Di kelenteng Hok An Kiong, Dewa Bumi diwujudkan sebagai laki-laki. Dalam kepercayaan tradisi Tiong Hoa, di samping Roh Langit dan Roh Bumi, juga ada Roh-roh lainnya yang membantu Tuhan Yang Maha Kuasa, seperti Roh Alam, Roh Angin, Roh Matahari, Roh Rembulan, Roh Kasih Sayang dan Roh Kejahatan yang tugasnya menggoda umat manusia.

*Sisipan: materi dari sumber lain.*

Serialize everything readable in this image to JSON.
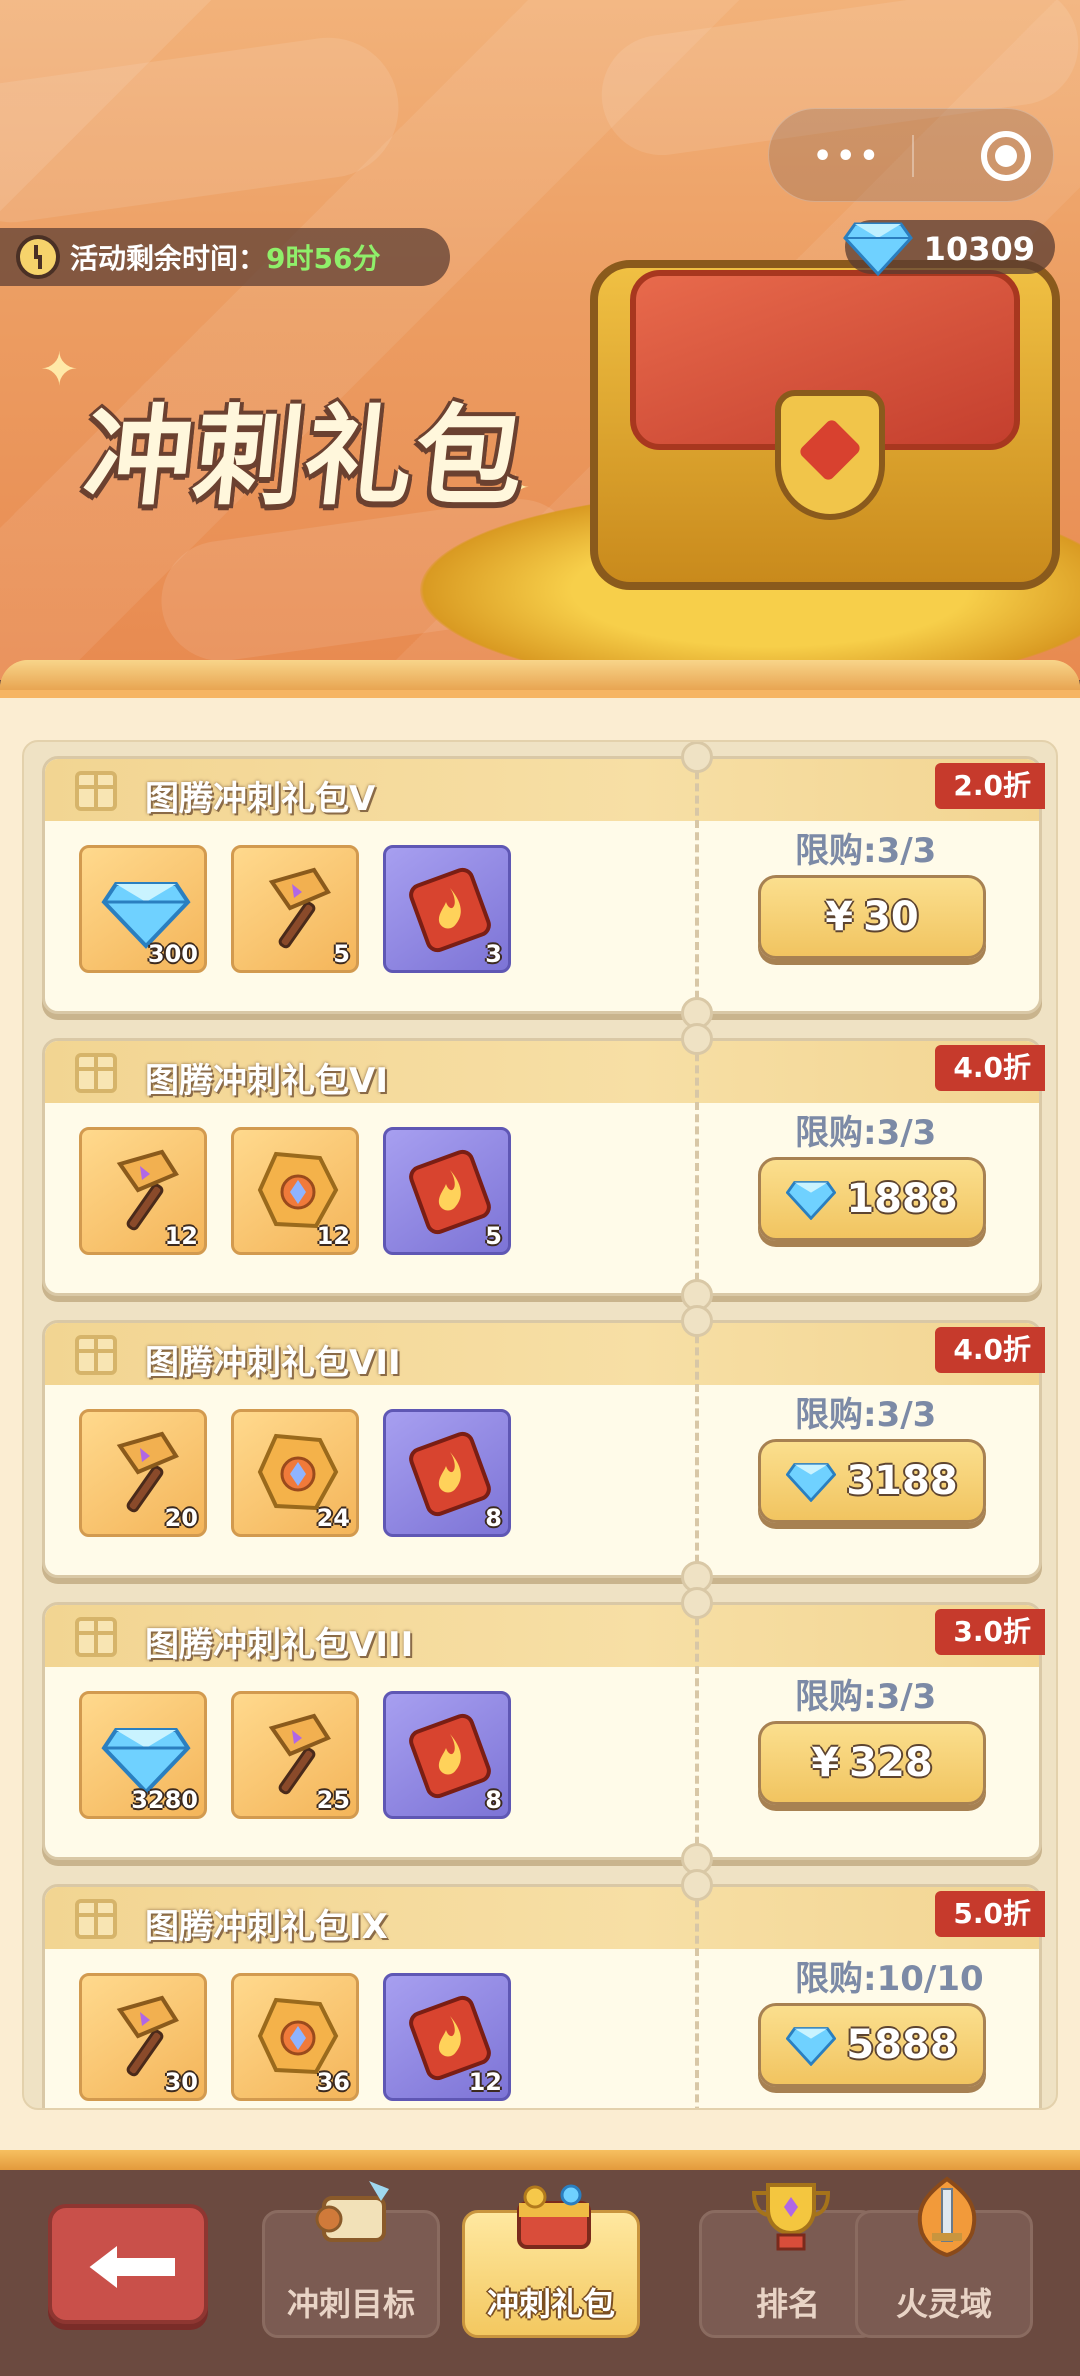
{
  "header": {
    "capsule_dots": "•••",
    "timer_label": "活动剩余时间：",
    "timer_value": "9时56分",
    "gem_count": "10309",
    "title": "冲刺礼包"
  },
  "colors": {
    "banner": "#ec9d62",
    "discount": "#c63a2c",
    "timer_value": "#8fef6a",
    "limit_text": "#7c8aa6"
  },
  "packs": [
    {
      "name": "图腾冲刺礼包V",
      "discount": "2.0折",
      "limit": "限购:3/3",
      "price_type": "cash",
      "price_symbol": "¥",
      "price": "30",
      "items": [
        {
          "icon": "diamond-icon",
          "qty": "300",
          "style": "gold"
        },
        {
          "icon": "hammer-icon",
          "qty": "5",
          "style": "gold"
        },
        {
          "icon": "fire-ticket-icon",
          "qty": "3",
          "style": "purple"
        }
      ]
    },
    {
      "name": "图腾冲刺礼包VI",
      "discount": "4.0折",
      "limit": "限购:3/3",
      "price_type": "gem",
      "price": "1888",
      "items": [
        {
          "icon": "hammer-icon",
          "qty": "12",
          "style": "gold"
        },
        {
          "icon": "ore-icon",
          "qty": "12",
          "style": "gold"
        },
        {
          "icon": "fire-ticket-icon",
          "qty": "5",
          "style": "purple"
        }
      ]
    },
    {
      "name": "图腾冲刺礼包VII",
      "discount": "4.0折",
      "limit": "限购:3/3",
      "price_type": "gem",
      "price": "3188",
      "items": [
        {
          "icon": "hammer-icon",
          "qty": "20",
          "style": "gold"
        },
        {
          "icon": "ore-icon",
          "qty": "24",
          "style": "gold"
        },
        {
          "icon": "fire-ticket-icon",
          "qty": "8",
          "style": "purple"
        }
      ]
    },
    {
      "name": "图腾冲刺礼包VIII",
      "discount": "3.0折",
      "limit": "限购:3/3",
      "price_type": "cash",
      "price_symbol": "¥",
      "price": "328",
      "items": [
        {
          "icon": "diamond-icon",
          "qty": "3280",
          "style": "gold"
        },
        {
          "icon": "hammer-icon",
          "qty": "25",
          "style": "gold"
        },
        {
          "icon": "fire-ticket-icon",
          "qty": "8",
          "style": "purple"
        }
      ]
    },
    {
      "name": "图腾冲刺礼包IX",
      "discount": "5.0折",
      "limit": "限购:10/10",
      "price_type": "gem",
      "price": "5888",
      "items": [
        {
          "icon": "hammer-icon",
          "qty": "30",
          "style": "gold"
        },
        {
          "icon": "ore-icon",
          "qty": "36",
          "style": "gold"
        },
        {
          "icon": "fire-ticket-icon",
          "qty": "12",
          "style": "purple"
        }
      ]
    }
  ],
  "nav": {
    "back_icon": "back-arrow-icon",
    "tabs": [
      {
        "label": "冲刺目标",
        "icon": "scroll-icon",
        "active": false
      },
      {
        "label": "冲刺礼包",
        "icon": "treasure-chest-icon",
        "active": true
      },
      {
        "label": "排名",
        "icon": "trophy-icon",
        "active": false
      },
      {
        "label": "火灵域",
        "icon": "sword-crest-icon",
        "active": false
      }
    ]
  }
}
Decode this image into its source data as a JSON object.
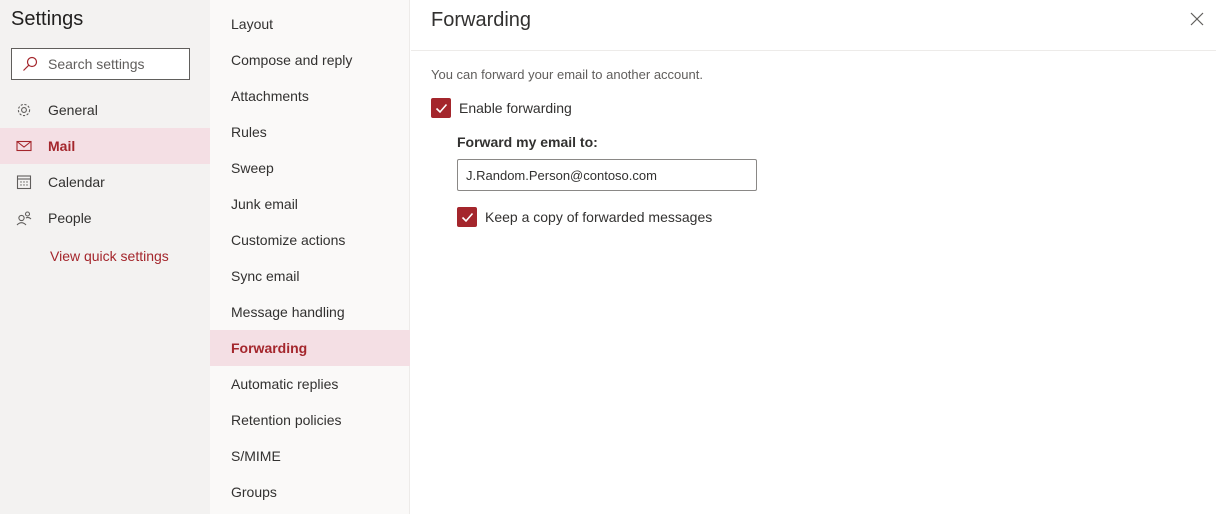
{
  "settings_panel": {
    "title": "Settings",
    "search_placeholder": "Search settings",
    "nav": [
      {
        "label": "General",
        "icon": "gear-icon"
      },
      {
        "label": "Mail",
        "icon": "mail-icon"
      },
      {
        "label": "Calendar",
        "icon": "calendar-icon"
      },
      {
        "label": "People",
        "icon": "people-icon"
      }
    ],
    "quick_settings_link": "View quick settings"
  },
  "categories": [
    "Layout",
    "Compose and reply",
    "Attachments",
    "Rules",
    "Sweep",
    "Junk email",
    "Customize actions",
    "Sync email",
    "Message handling",
    "Forwarding",
    "Automatic replies",
    "Retention policies",
    "S/MIME",
    "Groups"
  ],
  "main": {
    "title": "Forwarding",
    "description": "You can forward your email to another account.",
    "enable_forwarding_label": "Enable forwarding",
    "forward_to_label": "Forward my email to:",
    "forward_to_value": "J.Random.Person@contoso.com",
    "keep_copy_label": "Keep a copy of forwarded messages"
  },
  "colors": {
    "accent": "#a4262c",
    "selected_bg": "#f4dfe4"
  }
}
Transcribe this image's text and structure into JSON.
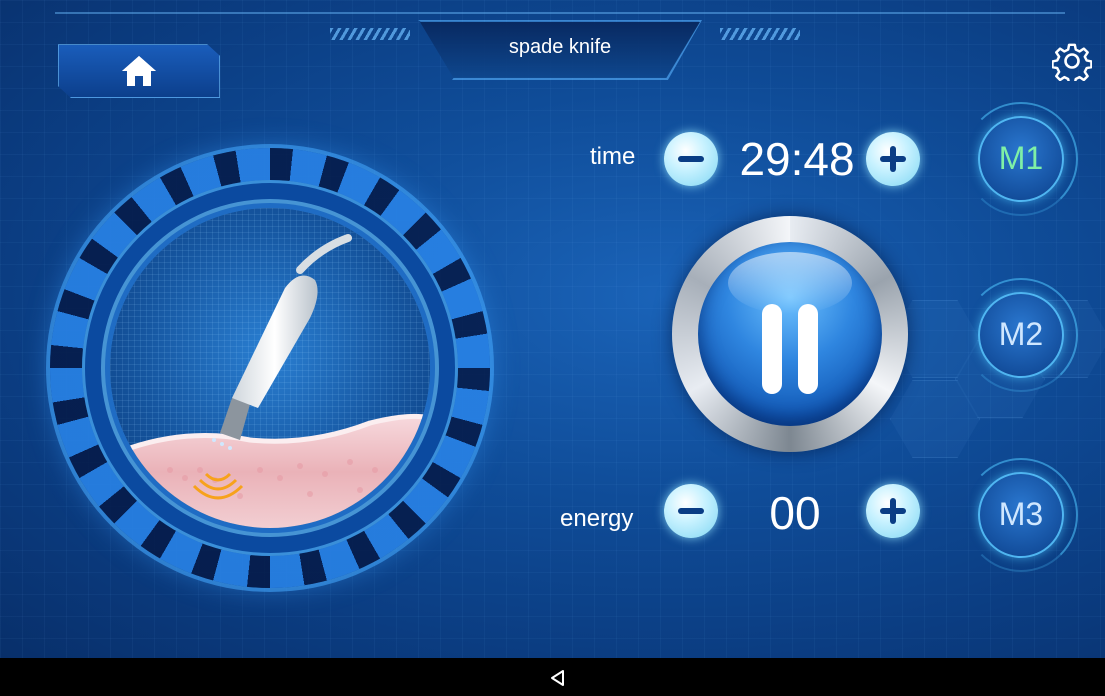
{
  "header": {
    "title": "spade knife",
    "home_icon": "home-icon",
    "settings_icon": "gear-icon"
  },
  "controls": {
    "time_label": "time",
    "time_value": "29:48",
    "energy_label": "energy",
    "energy_value": "00",
    "minus_icon": "minus-icon",
    "plus_icon": "plus-icon",
    "pause_icon": "pause-icon"
  },
  "modes": [
    {
      "label": "M1",
      "active": true
    },
    {
      "label": "M2",
      "active": false
    },
    {
      "label": "M3",
      "active": false
    }
  ],
  "navigation": {
    "back_icon": "back-triangle-icon"
  },
  "colors": {
    "background": "#0f4c98",
    "accent": "#7fd6f3",
    "active_mode_text": "#7ff0a6"
  }
}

Pada setiap perayaan Tahun Baru Imlek di kelenteng ini dilaksanakan sembahyangan atau pemujaan. Sembahyangan malam Sin Cia (Tahun Baru Imlek) 2573 dimulai pukul 00.00 WIB pada 1 Februari 2022, tanpa meninggalkan protokol kesehatan. 


Bagi masyarakat Tiong Hoa, Tahun Baru Imlek juga merupakan perayaan awal Musim Semi di negara Tiongkok sana. Sebab, sebagian besar rakyat Tiongkok adalah petani, dalam melaksanakan sembahyangan dan pemujaan merayakan Tahun Baru Imlek mereka memanjatkan doa agar hasil pertaniannya dapat melimpah. 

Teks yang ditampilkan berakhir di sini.